The COPD Assessment Tool (CAT) has previously been shown to be a sensitive outcome measure for pulmonary rehabilitation (PR) in a stable population, but its utility in a postexacerbation PR population is unknown. The aim of this study was to investigate any differences in response to the CAT between stable and postexacerbation patients undertaking PR.
Patients attending a 7-week outpatient PR program completed a CAT questionnaire pre- and postrehabilitation. Patients referred for elective outpatient PR were compared with those who had been referred to PR following a hospital admission for an exacerbation.

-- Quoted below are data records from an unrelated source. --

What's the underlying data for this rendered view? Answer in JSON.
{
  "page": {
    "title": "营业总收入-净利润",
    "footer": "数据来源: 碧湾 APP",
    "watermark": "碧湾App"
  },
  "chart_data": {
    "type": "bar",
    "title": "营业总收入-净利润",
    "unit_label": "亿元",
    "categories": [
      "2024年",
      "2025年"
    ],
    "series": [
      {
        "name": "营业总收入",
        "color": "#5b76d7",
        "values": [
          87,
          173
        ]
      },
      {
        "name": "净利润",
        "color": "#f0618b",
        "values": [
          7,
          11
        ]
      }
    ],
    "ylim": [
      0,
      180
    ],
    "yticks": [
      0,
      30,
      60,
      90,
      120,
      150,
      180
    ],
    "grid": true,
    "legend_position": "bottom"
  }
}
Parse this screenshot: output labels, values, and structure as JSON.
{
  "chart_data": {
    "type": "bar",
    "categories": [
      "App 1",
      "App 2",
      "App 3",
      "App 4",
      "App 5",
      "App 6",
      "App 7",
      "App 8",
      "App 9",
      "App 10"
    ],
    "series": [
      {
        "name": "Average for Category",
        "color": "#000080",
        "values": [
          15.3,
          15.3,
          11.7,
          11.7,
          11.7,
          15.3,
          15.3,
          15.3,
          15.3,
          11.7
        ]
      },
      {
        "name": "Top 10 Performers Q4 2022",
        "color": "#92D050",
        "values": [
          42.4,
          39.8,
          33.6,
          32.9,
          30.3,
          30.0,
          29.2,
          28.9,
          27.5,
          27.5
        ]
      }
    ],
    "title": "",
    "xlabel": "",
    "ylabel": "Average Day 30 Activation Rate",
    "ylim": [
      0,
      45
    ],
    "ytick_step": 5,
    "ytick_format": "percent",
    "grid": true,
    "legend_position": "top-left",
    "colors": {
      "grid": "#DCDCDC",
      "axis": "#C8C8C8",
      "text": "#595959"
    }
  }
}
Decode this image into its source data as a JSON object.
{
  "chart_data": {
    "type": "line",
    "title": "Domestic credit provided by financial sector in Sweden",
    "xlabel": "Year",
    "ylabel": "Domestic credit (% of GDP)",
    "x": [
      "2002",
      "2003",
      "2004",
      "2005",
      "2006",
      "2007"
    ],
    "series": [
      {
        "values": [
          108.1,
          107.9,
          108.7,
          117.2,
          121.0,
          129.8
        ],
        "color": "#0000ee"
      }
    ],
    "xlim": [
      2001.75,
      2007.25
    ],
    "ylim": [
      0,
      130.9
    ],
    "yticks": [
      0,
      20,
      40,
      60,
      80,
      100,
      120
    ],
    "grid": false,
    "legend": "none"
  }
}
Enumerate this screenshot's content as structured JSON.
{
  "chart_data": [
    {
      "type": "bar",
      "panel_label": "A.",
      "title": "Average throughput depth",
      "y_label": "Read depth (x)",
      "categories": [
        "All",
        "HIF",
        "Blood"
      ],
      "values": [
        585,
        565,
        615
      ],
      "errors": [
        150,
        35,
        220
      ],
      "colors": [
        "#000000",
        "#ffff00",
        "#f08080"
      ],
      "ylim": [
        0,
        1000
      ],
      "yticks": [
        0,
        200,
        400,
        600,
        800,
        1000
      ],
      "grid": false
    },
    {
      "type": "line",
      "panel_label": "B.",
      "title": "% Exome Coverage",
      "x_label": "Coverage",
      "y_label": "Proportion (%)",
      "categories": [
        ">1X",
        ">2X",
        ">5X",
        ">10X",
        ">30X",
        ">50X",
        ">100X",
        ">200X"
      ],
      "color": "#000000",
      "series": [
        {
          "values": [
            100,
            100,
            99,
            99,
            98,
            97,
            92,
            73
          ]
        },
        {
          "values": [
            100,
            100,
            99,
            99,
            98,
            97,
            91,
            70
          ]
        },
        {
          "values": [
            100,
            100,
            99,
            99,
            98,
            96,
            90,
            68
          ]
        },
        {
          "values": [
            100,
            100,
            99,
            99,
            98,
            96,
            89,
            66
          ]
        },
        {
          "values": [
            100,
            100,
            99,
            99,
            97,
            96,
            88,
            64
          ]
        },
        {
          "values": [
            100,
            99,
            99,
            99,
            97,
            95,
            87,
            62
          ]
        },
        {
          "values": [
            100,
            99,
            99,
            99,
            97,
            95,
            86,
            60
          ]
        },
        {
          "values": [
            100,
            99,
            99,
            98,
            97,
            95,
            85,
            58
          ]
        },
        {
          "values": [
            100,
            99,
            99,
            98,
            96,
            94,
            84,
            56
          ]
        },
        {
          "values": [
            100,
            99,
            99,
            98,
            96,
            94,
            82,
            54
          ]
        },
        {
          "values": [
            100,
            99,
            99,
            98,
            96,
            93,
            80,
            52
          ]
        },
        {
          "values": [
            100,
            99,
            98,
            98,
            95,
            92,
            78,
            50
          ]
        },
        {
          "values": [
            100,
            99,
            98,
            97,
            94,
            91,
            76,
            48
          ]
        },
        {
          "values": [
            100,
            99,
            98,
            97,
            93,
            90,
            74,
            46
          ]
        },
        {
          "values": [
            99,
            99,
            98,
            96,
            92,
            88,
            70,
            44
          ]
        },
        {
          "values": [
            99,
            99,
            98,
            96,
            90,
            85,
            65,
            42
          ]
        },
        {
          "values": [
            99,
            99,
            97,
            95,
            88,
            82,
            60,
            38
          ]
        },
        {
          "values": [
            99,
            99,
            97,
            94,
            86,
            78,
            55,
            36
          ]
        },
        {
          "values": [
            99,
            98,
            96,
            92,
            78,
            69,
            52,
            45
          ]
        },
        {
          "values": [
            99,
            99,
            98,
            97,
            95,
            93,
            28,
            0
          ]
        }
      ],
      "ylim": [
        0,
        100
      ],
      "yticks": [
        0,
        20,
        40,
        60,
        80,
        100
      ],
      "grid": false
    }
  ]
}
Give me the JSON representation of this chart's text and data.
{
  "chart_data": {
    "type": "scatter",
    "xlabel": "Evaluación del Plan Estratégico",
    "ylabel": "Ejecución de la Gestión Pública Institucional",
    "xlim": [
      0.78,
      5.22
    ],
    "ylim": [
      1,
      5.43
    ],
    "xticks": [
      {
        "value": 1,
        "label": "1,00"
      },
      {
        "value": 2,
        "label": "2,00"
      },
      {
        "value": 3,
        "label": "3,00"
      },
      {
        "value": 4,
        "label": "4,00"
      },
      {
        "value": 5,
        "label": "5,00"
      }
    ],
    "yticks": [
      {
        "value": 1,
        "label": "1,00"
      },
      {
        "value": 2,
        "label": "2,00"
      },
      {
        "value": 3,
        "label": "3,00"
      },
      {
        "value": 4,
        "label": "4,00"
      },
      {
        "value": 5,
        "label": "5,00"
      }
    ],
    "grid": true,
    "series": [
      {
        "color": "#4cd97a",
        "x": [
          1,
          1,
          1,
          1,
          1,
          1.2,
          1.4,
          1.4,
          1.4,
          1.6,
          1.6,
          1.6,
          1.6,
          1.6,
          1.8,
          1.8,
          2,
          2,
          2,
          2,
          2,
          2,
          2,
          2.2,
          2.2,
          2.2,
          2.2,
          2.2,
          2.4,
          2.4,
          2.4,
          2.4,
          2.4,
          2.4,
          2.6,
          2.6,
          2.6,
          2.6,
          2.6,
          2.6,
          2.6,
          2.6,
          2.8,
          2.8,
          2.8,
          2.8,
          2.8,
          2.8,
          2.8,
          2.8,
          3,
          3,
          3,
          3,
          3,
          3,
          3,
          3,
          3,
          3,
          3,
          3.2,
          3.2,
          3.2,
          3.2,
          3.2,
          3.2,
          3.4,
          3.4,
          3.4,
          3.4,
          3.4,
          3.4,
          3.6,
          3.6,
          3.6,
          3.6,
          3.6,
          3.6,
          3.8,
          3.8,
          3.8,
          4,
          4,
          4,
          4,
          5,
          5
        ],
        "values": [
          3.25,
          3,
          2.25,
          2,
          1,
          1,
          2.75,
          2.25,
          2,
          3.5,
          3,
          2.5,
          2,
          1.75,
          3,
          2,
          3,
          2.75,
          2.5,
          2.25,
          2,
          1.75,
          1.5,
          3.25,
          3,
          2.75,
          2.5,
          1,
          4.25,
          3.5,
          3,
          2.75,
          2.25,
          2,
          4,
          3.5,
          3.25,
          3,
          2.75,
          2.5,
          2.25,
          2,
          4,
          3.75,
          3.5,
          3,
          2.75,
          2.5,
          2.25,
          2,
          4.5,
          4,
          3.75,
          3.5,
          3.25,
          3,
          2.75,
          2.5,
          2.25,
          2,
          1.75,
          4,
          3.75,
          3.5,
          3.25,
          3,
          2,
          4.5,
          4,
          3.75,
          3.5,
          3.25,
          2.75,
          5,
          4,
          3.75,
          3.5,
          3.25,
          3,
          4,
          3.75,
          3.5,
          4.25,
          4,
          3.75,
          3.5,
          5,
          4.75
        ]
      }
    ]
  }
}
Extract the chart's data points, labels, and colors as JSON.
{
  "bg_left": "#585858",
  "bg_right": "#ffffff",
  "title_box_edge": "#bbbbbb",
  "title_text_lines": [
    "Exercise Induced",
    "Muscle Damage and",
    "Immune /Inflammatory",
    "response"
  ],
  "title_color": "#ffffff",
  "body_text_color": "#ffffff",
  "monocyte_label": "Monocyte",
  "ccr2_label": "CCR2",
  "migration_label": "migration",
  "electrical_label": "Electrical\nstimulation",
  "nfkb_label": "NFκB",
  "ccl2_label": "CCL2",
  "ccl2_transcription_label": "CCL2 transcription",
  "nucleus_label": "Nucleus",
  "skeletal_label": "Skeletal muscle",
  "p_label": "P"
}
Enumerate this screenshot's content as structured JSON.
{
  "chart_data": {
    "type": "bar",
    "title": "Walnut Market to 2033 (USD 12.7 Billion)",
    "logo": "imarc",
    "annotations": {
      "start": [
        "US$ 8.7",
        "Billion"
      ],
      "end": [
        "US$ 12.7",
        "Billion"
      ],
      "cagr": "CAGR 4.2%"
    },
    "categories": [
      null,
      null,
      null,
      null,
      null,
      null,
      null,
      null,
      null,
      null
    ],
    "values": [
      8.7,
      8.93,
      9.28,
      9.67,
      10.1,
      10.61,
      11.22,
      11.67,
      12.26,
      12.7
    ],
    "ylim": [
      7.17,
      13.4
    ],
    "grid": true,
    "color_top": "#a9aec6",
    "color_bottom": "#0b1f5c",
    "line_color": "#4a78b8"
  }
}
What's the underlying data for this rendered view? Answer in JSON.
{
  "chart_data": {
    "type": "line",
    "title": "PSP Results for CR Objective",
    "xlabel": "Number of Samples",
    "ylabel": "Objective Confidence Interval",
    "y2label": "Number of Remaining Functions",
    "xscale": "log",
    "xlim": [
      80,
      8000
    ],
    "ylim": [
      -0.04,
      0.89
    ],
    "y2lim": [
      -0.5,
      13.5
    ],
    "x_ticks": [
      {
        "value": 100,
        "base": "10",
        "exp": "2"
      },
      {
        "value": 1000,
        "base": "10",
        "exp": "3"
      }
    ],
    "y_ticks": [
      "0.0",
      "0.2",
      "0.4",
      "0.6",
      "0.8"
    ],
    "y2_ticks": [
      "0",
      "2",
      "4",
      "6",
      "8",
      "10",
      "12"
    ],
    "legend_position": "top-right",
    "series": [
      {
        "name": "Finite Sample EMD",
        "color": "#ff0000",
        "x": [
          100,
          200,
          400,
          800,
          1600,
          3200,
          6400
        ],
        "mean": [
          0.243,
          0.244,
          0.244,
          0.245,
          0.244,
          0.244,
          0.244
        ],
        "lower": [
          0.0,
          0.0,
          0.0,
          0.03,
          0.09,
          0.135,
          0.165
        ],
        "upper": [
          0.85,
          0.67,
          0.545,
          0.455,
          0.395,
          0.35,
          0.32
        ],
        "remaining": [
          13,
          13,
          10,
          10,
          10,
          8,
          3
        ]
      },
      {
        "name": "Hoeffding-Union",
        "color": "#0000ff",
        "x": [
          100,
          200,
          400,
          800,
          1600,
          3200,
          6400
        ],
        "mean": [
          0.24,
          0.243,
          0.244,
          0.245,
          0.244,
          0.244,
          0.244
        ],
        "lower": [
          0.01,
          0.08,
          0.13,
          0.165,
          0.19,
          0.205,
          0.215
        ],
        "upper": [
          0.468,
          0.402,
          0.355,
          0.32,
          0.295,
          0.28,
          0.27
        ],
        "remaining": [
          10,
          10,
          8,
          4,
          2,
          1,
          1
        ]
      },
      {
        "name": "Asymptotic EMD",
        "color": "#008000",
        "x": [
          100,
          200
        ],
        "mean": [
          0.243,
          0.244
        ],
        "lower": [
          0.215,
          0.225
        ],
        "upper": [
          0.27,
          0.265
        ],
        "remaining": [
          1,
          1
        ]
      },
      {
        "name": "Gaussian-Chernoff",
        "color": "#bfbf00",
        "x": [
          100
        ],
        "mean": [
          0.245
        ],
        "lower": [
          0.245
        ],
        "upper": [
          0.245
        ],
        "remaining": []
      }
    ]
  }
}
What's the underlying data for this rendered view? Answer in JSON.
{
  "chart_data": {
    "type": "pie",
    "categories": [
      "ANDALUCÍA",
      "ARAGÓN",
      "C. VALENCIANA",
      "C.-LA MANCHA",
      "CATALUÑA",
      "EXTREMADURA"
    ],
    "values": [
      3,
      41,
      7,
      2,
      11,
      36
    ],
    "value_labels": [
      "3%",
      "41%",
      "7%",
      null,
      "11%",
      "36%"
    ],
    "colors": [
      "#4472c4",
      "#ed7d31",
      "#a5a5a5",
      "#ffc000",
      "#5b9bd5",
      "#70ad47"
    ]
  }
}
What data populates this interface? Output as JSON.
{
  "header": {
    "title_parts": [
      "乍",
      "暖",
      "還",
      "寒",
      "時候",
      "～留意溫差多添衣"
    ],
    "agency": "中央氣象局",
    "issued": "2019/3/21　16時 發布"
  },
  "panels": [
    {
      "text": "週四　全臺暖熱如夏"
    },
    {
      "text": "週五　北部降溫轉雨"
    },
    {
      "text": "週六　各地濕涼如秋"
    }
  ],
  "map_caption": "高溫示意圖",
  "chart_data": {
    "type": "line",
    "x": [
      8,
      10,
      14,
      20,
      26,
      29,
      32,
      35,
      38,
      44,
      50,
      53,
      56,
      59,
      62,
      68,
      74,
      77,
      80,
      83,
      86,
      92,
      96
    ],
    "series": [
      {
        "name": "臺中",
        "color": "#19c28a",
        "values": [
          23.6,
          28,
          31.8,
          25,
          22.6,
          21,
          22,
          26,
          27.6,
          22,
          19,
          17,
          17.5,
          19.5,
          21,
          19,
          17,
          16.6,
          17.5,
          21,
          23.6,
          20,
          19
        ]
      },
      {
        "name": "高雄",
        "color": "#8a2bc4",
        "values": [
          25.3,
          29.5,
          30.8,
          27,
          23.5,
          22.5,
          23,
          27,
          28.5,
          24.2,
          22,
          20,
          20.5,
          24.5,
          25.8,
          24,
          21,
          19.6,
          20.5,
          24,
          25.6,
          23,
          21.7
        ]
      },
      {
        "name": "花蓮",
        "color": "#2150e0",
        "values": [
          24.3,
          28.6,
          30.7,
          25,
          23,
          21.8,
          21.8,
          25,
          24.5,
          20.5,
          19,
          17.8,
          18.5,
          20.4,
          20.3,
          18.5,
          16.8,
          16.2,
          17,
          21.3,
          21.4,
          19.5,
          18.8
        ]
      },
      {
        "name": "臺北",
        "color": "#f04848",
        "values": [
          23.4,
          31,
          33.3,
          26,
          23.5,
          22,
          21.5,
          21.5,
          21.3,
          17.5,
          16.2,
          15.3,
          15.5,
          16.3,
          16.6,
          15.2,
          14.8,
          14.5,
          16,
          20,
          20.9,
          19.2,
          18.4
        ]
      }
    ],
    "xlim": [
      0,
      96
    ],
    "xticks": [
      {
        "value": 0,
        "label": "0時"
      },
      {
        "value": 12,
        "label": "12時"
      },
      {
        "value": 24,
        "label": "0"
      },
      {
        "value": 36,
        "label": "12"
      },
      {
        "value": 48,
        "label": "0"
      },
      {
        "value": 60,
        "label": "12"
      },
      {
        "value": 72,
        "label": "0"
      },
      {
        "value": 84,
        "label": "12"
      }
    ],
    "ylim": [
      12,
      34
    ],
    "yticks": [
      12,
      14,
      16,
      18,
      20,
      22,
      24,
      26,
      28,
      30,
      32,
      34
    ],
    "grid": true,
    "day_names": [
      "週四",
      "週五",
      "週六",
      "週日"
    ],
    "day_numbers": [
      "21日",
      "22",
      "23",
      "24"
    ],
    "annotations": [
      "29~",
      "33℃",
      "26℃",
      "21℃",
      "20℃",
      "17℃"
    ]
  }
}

Two hundred consecutive patients completed the CAT questionnaire: 125 stable patients (74 male, mean age 71.1 ± 8.9 years, forced expiratory volume in 1 second [FEV1] 1.39 L ± 0.6, and body mass index [BMI] 28.5 ± 6.7 kg/m) and 75 postexacerbation patients (23 male, mean age 70.6 ± 8.6 years, FEV1 1.16 L ± 0.5, and BMI 25.8 ± 7.3 kg/m). A statistically significant difference between the stable and postexacerbation patient groups pre-PR CAT score (P = .05) was observed. There was no significant difference in post-PR CAT scores or change in CAT scores between the stable and postexacerbation groups. There was a significant difference in pre- and post-PR walking test results between the groups. The improvement in the Endurance Shuttle Walking Test (ESWT) in the stable group was greater (P < .05).
Postexacerbation PR patients had a worse CAT score prior to PR when compared with a stable PR population, but both groups made improvements in CAT following completion of PR.